Tuesday, January 29, 2019

Mohandas K. Gandhi ... extracts from a recent article from the New York Times





The last steps, set in concrete, taken by Mohandas K. Gandhi before his assassination in 
1948. They are at the Gandhi Museum in New Delhi.


The article in the New York Times relates that Gandhi's reputation, mostly assumed to be spotless and admirable has been losing its luster in India. Here are some extracts from the article.


"Seventy years after his assassination, Gandhi’s global influence is still enormous and his reputation as a force for good remains firmly intact.
Like few others in history, he harnessed the moral firepower of nonviolent resistance, helping wrest India away from the British Empire. His example of what could be achieved with peaceful protest has inspired countless others, across different cultures and different times, from Martin Luther King Jr. to the so-called tank man in Tiananmen Square.

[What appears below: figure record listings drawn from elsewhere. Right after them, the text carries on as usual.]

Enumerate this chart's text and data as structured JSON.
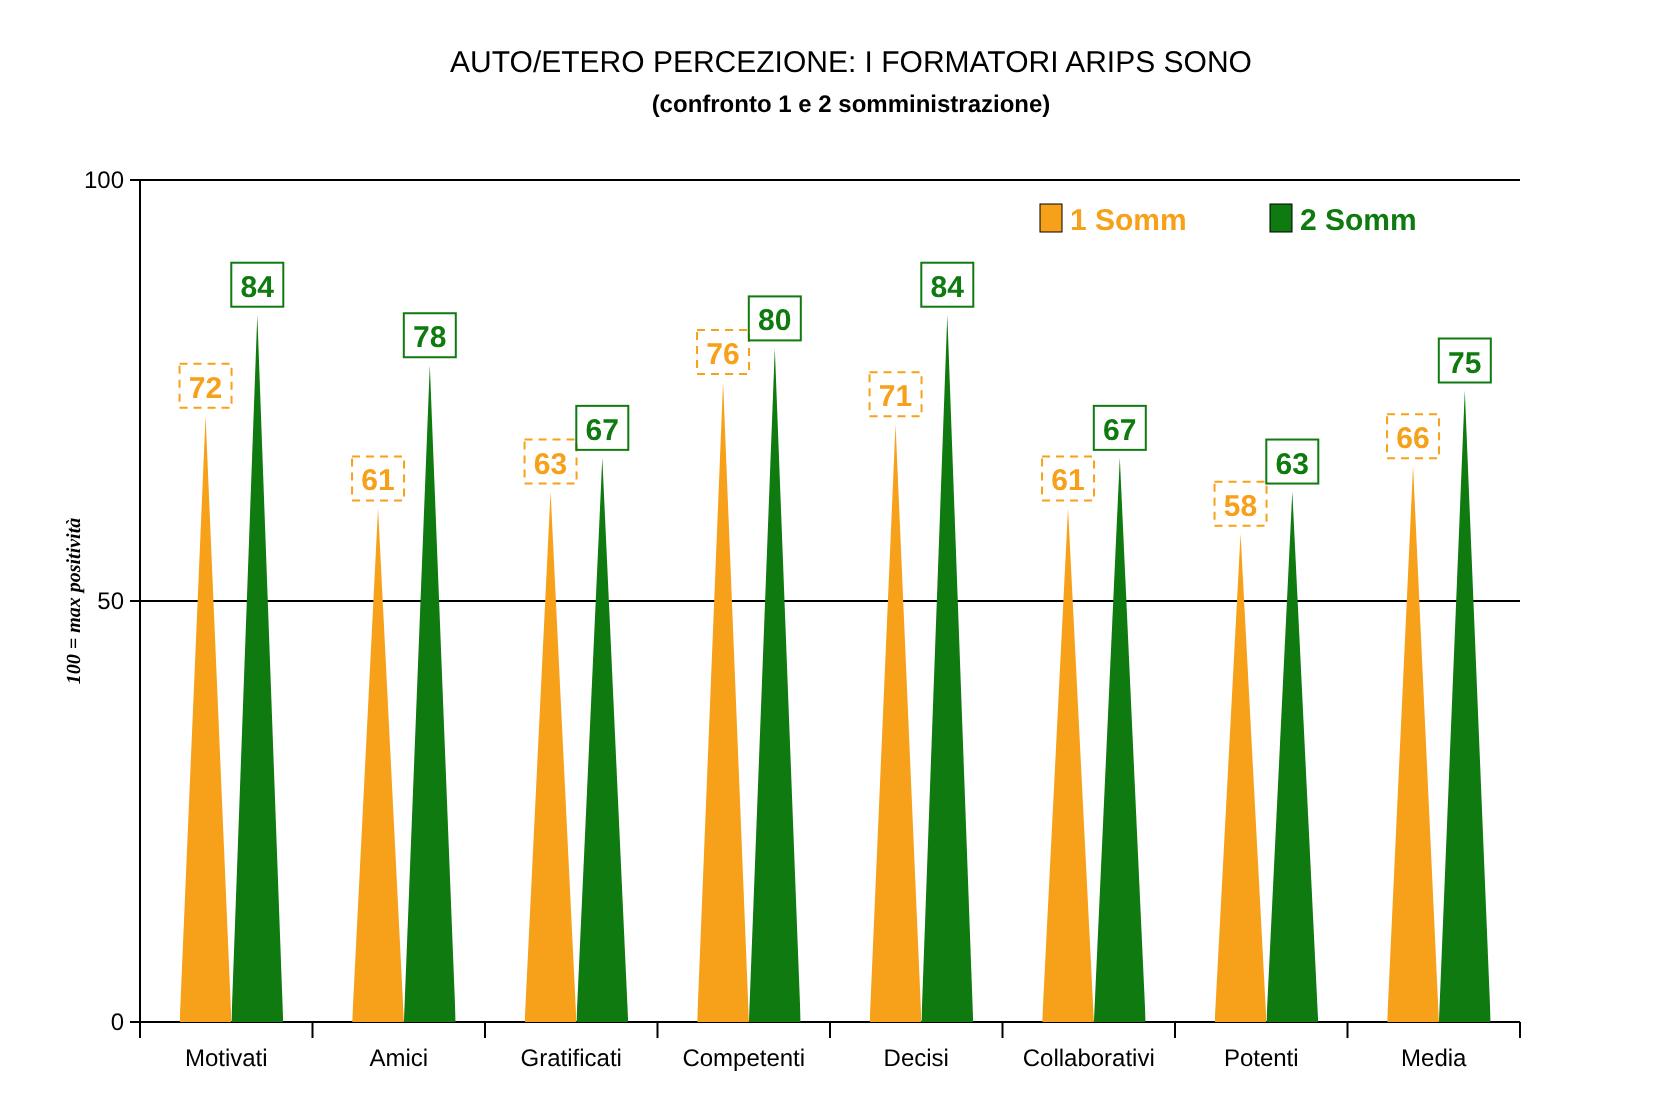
{
  "chart_data": {
    "type": "bar",
    "title": "AUTO/ETERO PERCEZIONE: I FORMATORI ARIPS SONO",
    "subtitle": "(confronto 1 e 2 somministrazione)",
    "ylabel": "100 = max positività",
    "categories": [
      "Motivati",
      "Amici",
      "Gratificati",
      "Competenti",
      "Decisi",
      "Collaborativi",
      "Potenti",
      "Media"
    ],
    "series": [
      {
        "name": "1 Somm",
        "color": "#f7a019",
        "values": [
          72,
          61,
          63,
          76,
          71,
          61,
          58,
          66
        ]
      },
      {
        "name": "2 Somm",
        "color": "#0f7a0f",
        "values": [
          84,
          78,
          67,
          80,
          84,
          67,
          63,
          75
        ]
      }
    ],
    "ylim": [
      0,
      100
    ],
    "yticks": [
      0,
      50,
      100
    ],
    "grid": "y",
    "legend": "top right",
    "data_labels": true
  }
}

Well into the 21st century, Gandhi’s halo is still bright in most of the world. 
But in contemporary India, Gandhi is no longer quite so awe-inspiring, or even relevant.
As time goes on, he seems to be falling out of sync with the prevailing trends in Indian politics, although politicians still regularly exploit nostalgia for him.
“I am afraid Gandhi has become marginal,” said Pratap B. Mehta, a political scientist who is the vice chancellor of Ashoka University and former president of the Center for Policy Research in New Delhi. “In modern India, the two dominant forces hate him.” Among Hindu nationalists, part of the demographic base that powers India’s governing Bharatiya Janata Party, Gandhi is seen as weak, Mr. Mehta said. Hindu supremacists are still angry at him for expressing so much sympathy for the country’s Muslim minority and for allowing Pakistan to split off from India.Some Hindu nationalists have even built statues of Gandhi’s killer, Nathuram Godse, who was once a member of a Hindu nationalist group that Prime Minister Narendra Modi and many of his political allies also have belonged to. Mr. Godse is India’s real hero, some nationalists say. 

Gandhi is also out of favor with the Dalits, a class of Indians bound at the bottom of India’s Hindu society for centuries, but who now, with an estimated population of more than 200 million, wield significant political clout.
Gandhi was passionate about the poor, including the Dalits, railing against exploitation and living almost like a monk, wearing a simple white loin cloth and famously eating little. After Mr. Obama picked Gandhi as his ideal dinner companion, he joked: “It would probably be a really small meal.”
And in an exhibit at the Gandhi Smriti memorial (“Smriti” is a Hindi word that means something like “in memory of”), you can peer into his ground floor room and see what are labeled his “Worldly Remains”: his glasses, a spoon, a pocket watch and a pumice stone to scrub his body.
With such a commitment to the poor, it might seem curious that Gandhi was so comfortable here at a lavish private home built in 1928 for G.D. Birla, one of India’s early industrialists, who made a fortune from jute — and from others’ sweat.

Gandhi is like Churchill, Napoleon, Mao, Lincoln, any great figure,” Mr. Guha said. “His brand goes up and down. His legacy will be debated endlessly"

The article goes on to discuss details of Gandhi's life which have been called racist and even sexist but there is still great respect for him among many Indians..



The Republic Day parade in New Delhi on Saturday. The theme of this year’s event was Gandhi.